Ok I'm owning up to it...I failed the blog challenge.  I'm making no excuses.  I knew how busy I am when I agreed to be part of this, yet still thought I could pull it off.  My problem, when it really comes down to it, is balance.  I do a lot of things.  And even of the things that are all somewhat related, each has their own set of priorities, requirements and obligations.  I think usually what happens is that something comes up and I have to focus all (or at least most) of my energy on one particular thing to the extent that the rest of the things I do fall by the wayside and suffer....and then I have to play catch up and let others things take the back burner....and the cycle just keeps going.  I know that I am an extremist by nature...meaning, that when I think something is wrong I go to the complete far opposite extreme to attempt to fix it...which of course only creates other new and exciting problems....aaaaannd you see where I'm going with this.  

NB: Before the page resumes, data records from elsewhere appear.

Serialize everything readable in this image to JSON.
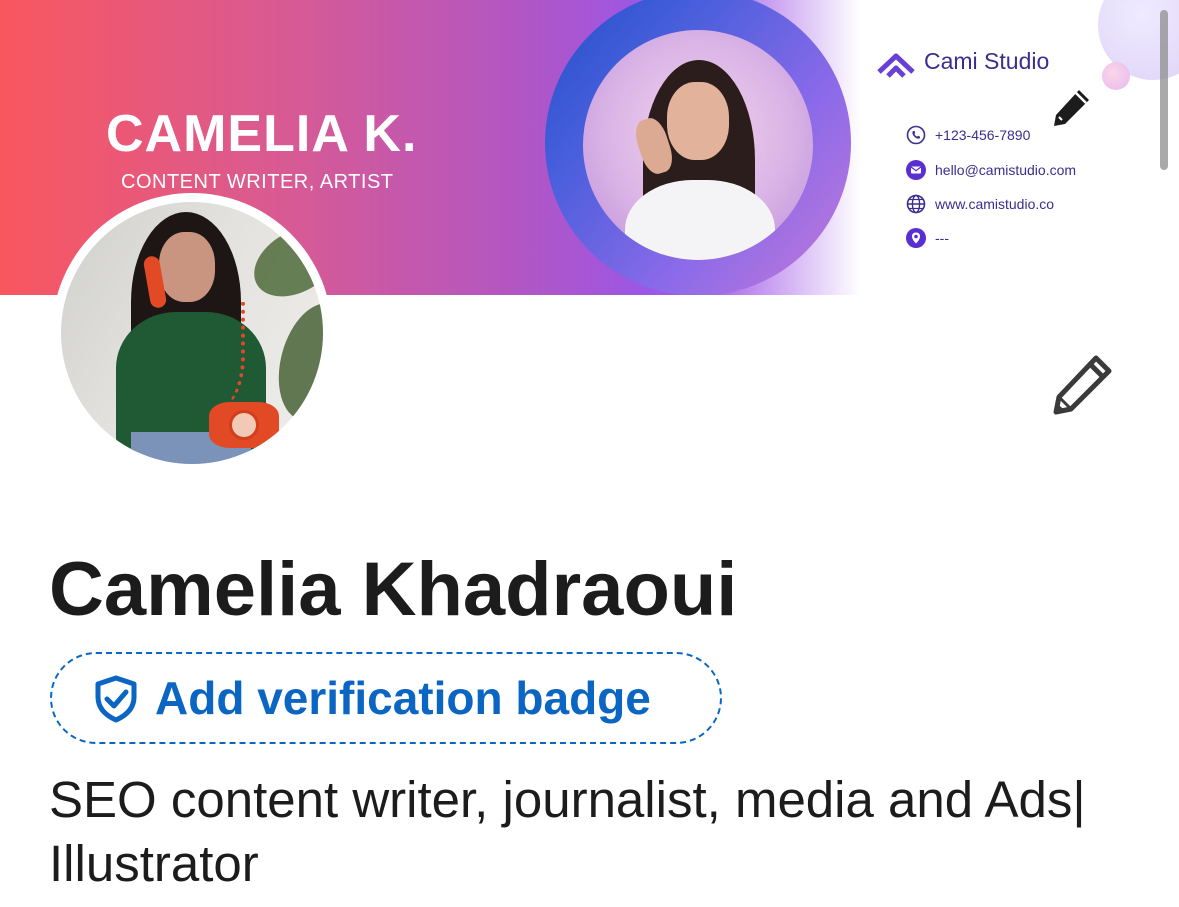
{
  "banner": {
    "name": "CAMELIA K.",
    "role": "CONTENT WRITER, ARTIST",
    "studio_name": "Cami Studio",
    "contacts": [
      {
        "icon": "phone-icon",
        "text": "+123-456-7890"
      },
      {
        "icon": "mail-icon",
        "text": "hello@camistudio.com"
      },
      {
        "icon": "globe-icon",
        "text": "www.camistudio.co"
      },
      {
        "icon": "location-pin-icon",
        "text": "---"
      }
    ],
    "edit_icon": "pencil-icon"
  },
  "profile": {
    "full_name": "Camelia Khadraoui",
    "verification_badge_label": "Add verification badge",
    "verification_icon": "shield-check-icon",
    "headline": "SEO content writer, journalist, media and Ads| Illustrator",
    "edit_icon": "pencil-icon"
  },
  "colors": {
    "link_blue": "#0a66c2",
    "banner_start": "#f9575f",
    "banner_mid": "#b056c6",
    "studio_purple": "#3a2e8f",
    "text_primary": "#1c1c1c"
  }
}
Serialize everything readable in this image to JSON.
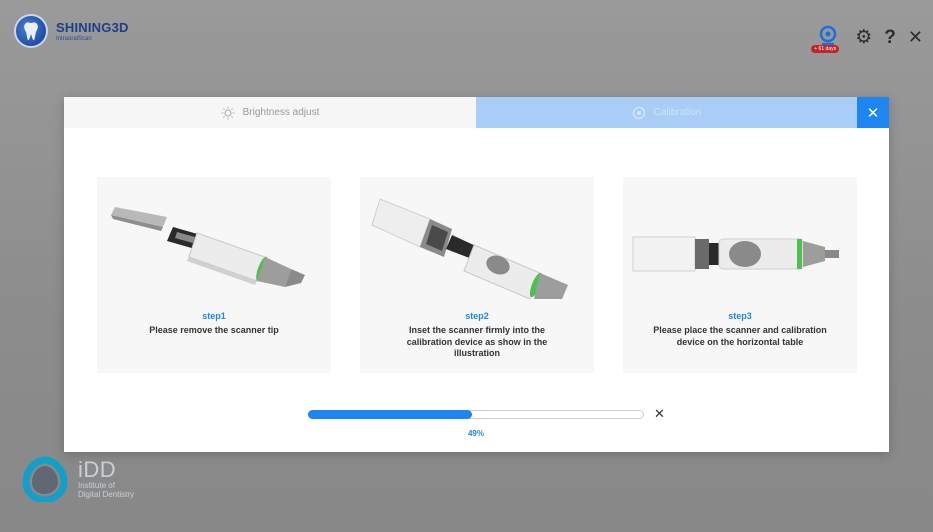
{
  "app": {
    "brand": "SHINING3D",
    "brand_sub": "IntraoralScan",
    "device_badge": "+ 61 days"
  },
  "watermark": {
    "title": "iDD",
    "line1": "Institute of",
    "line2": "Digital Dentistry"
  },
  "modal": {
    "tabs": [
      {
        "label": "Brightness adjust",
        "icon": "sun-icon"
      },
      {
        "label": "Calibration",
        "icon": "target-icon"
      }
    ],
    "close_label": "✕",
    "steps": [
      {
        "label": "step1",
        "description": "Please remove the scanner tip"
      },
      {
        "label": "step2",
        "description": "Inset the scanner firmly into the calibration device as show in the illustration"
      },
      {
        "label": "step3",
        "description": "Please place the scanner and calibration device on the horizontal table"
      }
    ],
    "progress": {
      "value": 0.49,
      "text": "49%",
      "cancel_label": "✕"
    }
  },
  "colors": {
    "accent": "#1d86f0",
    "tab_active": "#a8cdf7",
    "badge": "#c0262b",
    "brand": "#1d3f8a"
  }
}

Last summer (2009) I was asked to set a piece on a group of dancers for the the Oklahoma Contemporary Dance Festival.  At the time I was in a walking cast for an ankle injury that I had made worse by not taking time off when I should have, and was, in the most literal sense, dealing with issues of balance.  Below is the link to a video of the piece (the quality is bad, but you can get the gist), and what I wrote that was included as a program note:

"I believe in constantly striving to find balance. There is danger in living at either extreme of almost anything. Whether true balance can ever be attained is something I have yet to find out, but I believe if I ever quit trying to find it then I will truly be lost."


It always kind of weirds me out to read stuff that I wrote long enough ago that I feel I'm in a different mindset now...especially when it's really similar to something I'm currently dealing with.  It kind of makes me feel like I don't make as much progress as I like to think I do.  But I guess that's even the point of what I was saying both then and now...I have to always be working towards becoming who I need to be.  Maybe it's not possible to really figure things out in this life, but if we give up trying to then there's really no point in moving on at all.